What are Sight Words?
What’s the most common word in the English language? It’s the. Imagine if every time you saw this word, you had to stop and figure out what it was. It would make reading even the simplest text very slow and painful. Being able to read the at first sight makes things a lot easier: no sounding out, no trying to remember. You recognize it just like your own name. Sight words are words like the. These words occur so frequently that readers, including very young readers, need to know them instantly.
So, why memorize these words rather than sounding them out? The sad truth is that many of the most common words in English do not follow the rules for sounding out words. Why, for instance, doesn’t the word was rhyme with has? Why doesn’t have rhyme with gave? Or the rhyme with she? Yes, learning to read English is tricky! This is why we set aside the most common words, designate them as sight words, and get children to memorize them…on sight.
Decades ago, an educator named Edward Dolch developed a list, used widely by teachers, of the 220 most common words in English. The words are broken down by levels: pre-primer, primer, first grade, second grade, third grade. This set of words does not include nouns. Therefore, Edward Dolch created a second list composed of 95 nouns. Some of the 315 words that comprise the two lists are very easy for kids to learn: a, I, it. Others offer more of a challenge. For instance, the pre-primer list includes you, said, and where.
Time to Play
Parents can perform a crucial role in helping children learn sight words, not by badgering or forcing them to run through endless flashcards, but by doing what children truly enjoy: playing games.
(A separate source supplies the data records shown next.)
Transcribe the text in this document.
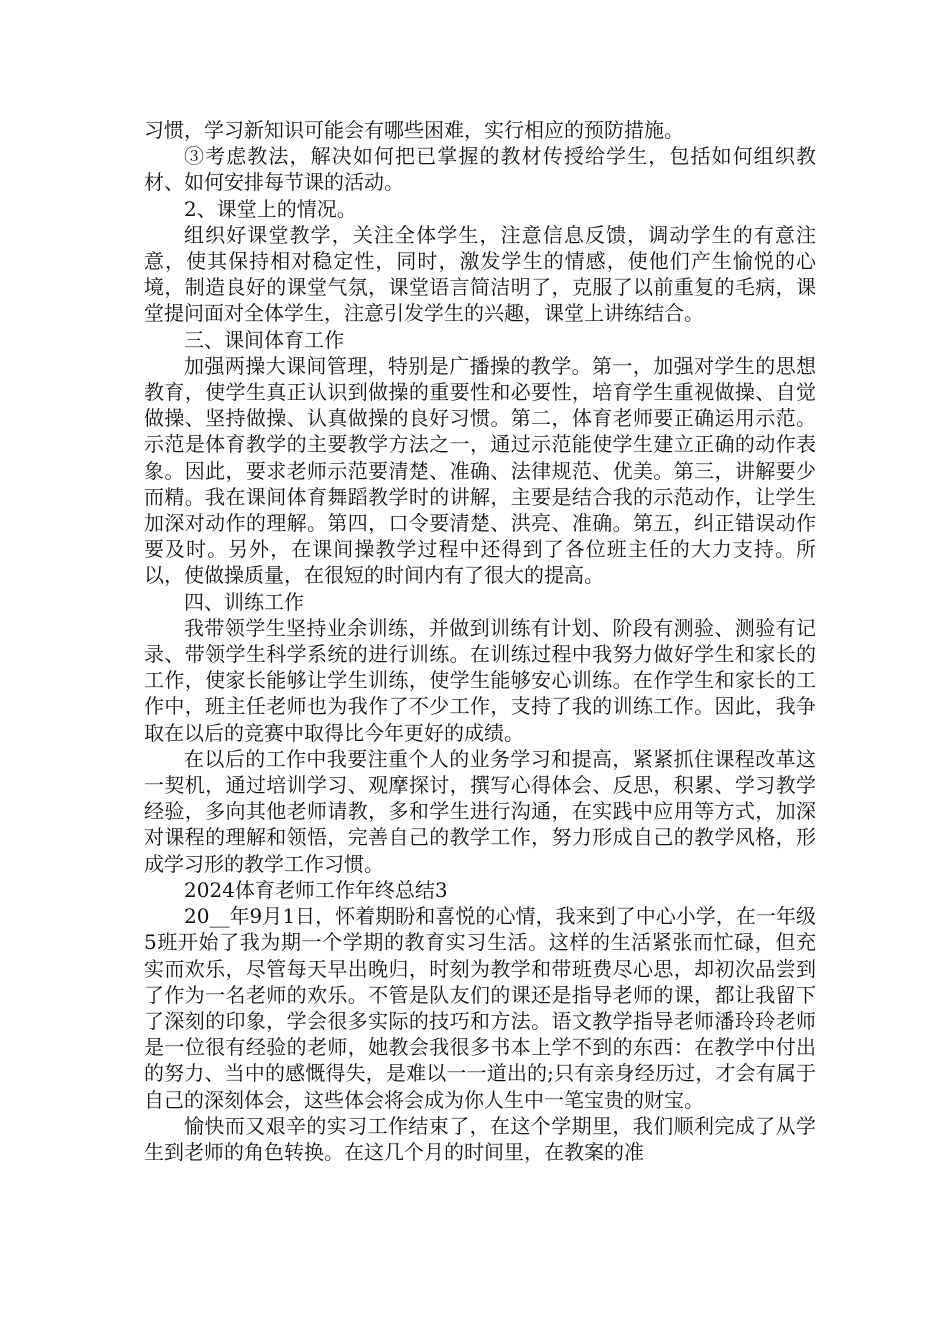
习惯，学习新知识可能会有哪些困难，实行相应的预防措施。

③考虑教法，解决如何把已掌握的教材传授给学生，包括如何组织教材、如何安排每节课的活动。

2、课堂上的情况。

组织好课堂教学，关注全体学生，注意信息反馈，调动学生的有意注意，使其保持相对稳定性，同时，激发学生的情感，使他们产生愉悦的心境，制造良好的课堂气氛，课堂语言简洁明了，克服了以前重复的毛病，课堂提问面对全体学生，注意引发学生的兴趣，课堂上讲练结合。

三、课间体育工作

加强两操大课间管理，特别是广播操的教学。第一，加强对学生的思想教育，使学生真正认识到做操的重要性和必要性，培育学生重视做操、自觉做操、坚持做操、认真做操的良好习惯。第二，体育老师要正确运用示范。示范是体育教学的主要教学方法之一，通过示范能使学生建立正确的动作表象。因此，要求老师示范要清楚、准确、法律规范、优美。第三，讲解要少而精。我在课间体育舞蹈教学时的讲解，主要是结合我的示范动作，让学生加深对动作的理解。第四，口令要清楚、洪亮、准确。第五，纠正错误动作要及时。另外，在课间操教学过程中还得到了各位班主任的大力支持。所以，使做操质量，在很短的时间内有了很大的提高。

四、训练工作

我带领学生坚持业余训练，并做到训练有计划、阶段有测验、测验有记录、带领学生科学系统的进行训练。在训练过程中我努力做好学生和家长的工作，使家长能够让学生训练，使学生能够安心训练。在作学生和家长的工作中，班主任老师也为我作了不少工作，支持了我的训练工作。因此，我争取在以后的竞赛中取得比今年更好的成绩。

在以后的工作中我要注重个人的业务学习和提高，紧紧抓住课程改革这一契机，通过培训学习、观摩探讨，撰写心得体会、反思，积累、学习教学经验，多向其他老师请教，多和学生进行沟通，在实践中应用等方式，加深对课程的理解和领悟，完善自己的教学工作，努力形成自己的教学风格，形成学习形的教学工作习惯。

2024体育老师工作年终总结3

20__年9月1日，怀着期盼和喜悦的心情，我来到了中心小学，在一年级5班开始了我为期一个学期的教育实习生活。这样的生活紧张而忙碌，但充实而欢乐，尽管每天早出晚归，时刻为教学和带班费尽心思，却初次品尝到了作为一名老师的欢乐。不管是队友们的课还是指导老师的课，都让我留下了深刻的印象，学会很多实际的技巧和方法。语文教学指导老师潘玲玲老师是一位很有经验的老师，她教会我很多书本上学不到的东西：在教学中付出的努力、当中的感慨得失，是难以一一道出的;只有亲身经历过，才会有属于自己的深刻体会，这些体会将会成为你人生中一笔宝贵的财宝。

愉快而又艰辛的实习工作结束了，在这个学期里，我们顺利完成了从学生到老师的角色转换。在这几个月的时间里，在教案的准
Here is a list of the 45 sight words we include in our Beginning Reader and Growing Reader pathways:
And, a, the, on, is, to, I, was, you, your, yes, no, do, they, with, that, are, said, girl, boy, were, this, look, like, want, has, of, what, see, go, play, here, very, good, his, her, there, where, have, walk, talk, know, blue, green, little
Here is a link to the two Dolch words lists
Using either list, pick six words you know your child needs to learn and use them in the following games. Slowly add new words and drop the old ones. Don’t expect to conquer the whole Dolch list or even our more limited list in a week or a month or even in six months. However, if you’re consistent and play the sight word games regularly, your child can become a sight word wonder!
Sight Word Twister: This is a version of the popular game, Twister. Write your six sight words on index cards — one word on each card. Then clear a space on a wooden or linoleum floor and tape each word so that they are all just a little bit apart from each other. Now the fun begins. Tell your child to find one of the words — have, for instance — and place an elbow on the word. Then they must put their knee on a second word and their nose on a third. You can go on to a fourth, fifth, or sixth word, or you can stop at three. The effort to twist and turn doesn’t need to be exclusively your child’s. In my experience, children want ME to play Sight Word Twist too, and I’m happy to comply. Children will play many rounds of this game, but it’s best to limit your play to two or threerounds per player. Better to leave them eager for more than risk their getting bored. If they are eager for more, they will happily play again in a day or two.
Pick the Word: Write your six words on index cards — one word per card. On a sheet of paper, list the six words twice — one list for you, one for your child. Next, place the index cards with the words facing down. You can take the first turn. After picking a word from your list, flip four of the cards so the words are showing. If you uncover the word you’re seeking, you can cross that word off your list. At the end of your turn, flip the cards back over, mix them up, and give your child a turn at flipping four of the cards. If on your first turn you did not find the word you wanted, you have to hunt for the same word on your next turn. If you found the word you wanted, pick a second word from the list. The first player to cross off four words wins. To make the game more challenging, you can turn over three cards per turn instead of four, or you can aim to find all six words instead of just four of the words.
Word Match Up: On a sheet of paper, write your six sight words three times. Your child’s job is to draw a line that connects each word to the two identical words on the sheet. After drawing a line that connects the first three words, it’s time to connect the next three matching words. Sounds easy, but here’s the hitch: your child cannot cross any line already on the page. The page gets pretty crowded with lines, so this is not an easy accomplishment. Try it yourself. The more you stumble and struggle, the more your child will enjoy the game.
Word Toss: Write each sight word on its own Post-it® and then stick the words on the floor. You can also stick them to a wall or a door. Get a soft toy, like a small stuffed animal, and stand a few feet away from the words. Choose a word and say it aloud. Your child must toss the toy so that it hits the right word. Your turn next. Your child picks a word for you to hit. The game is more fun if you miss, so don’t worry about having poor aim. You can play to see who reaches a set number of points or who has the most points after five or six rounds.
Games like these are easy to play, require very little equipment, and are highly effective. The more you play these or similar games, the faster your child will learn lots of sight words, which will make them stronger, more confident readers.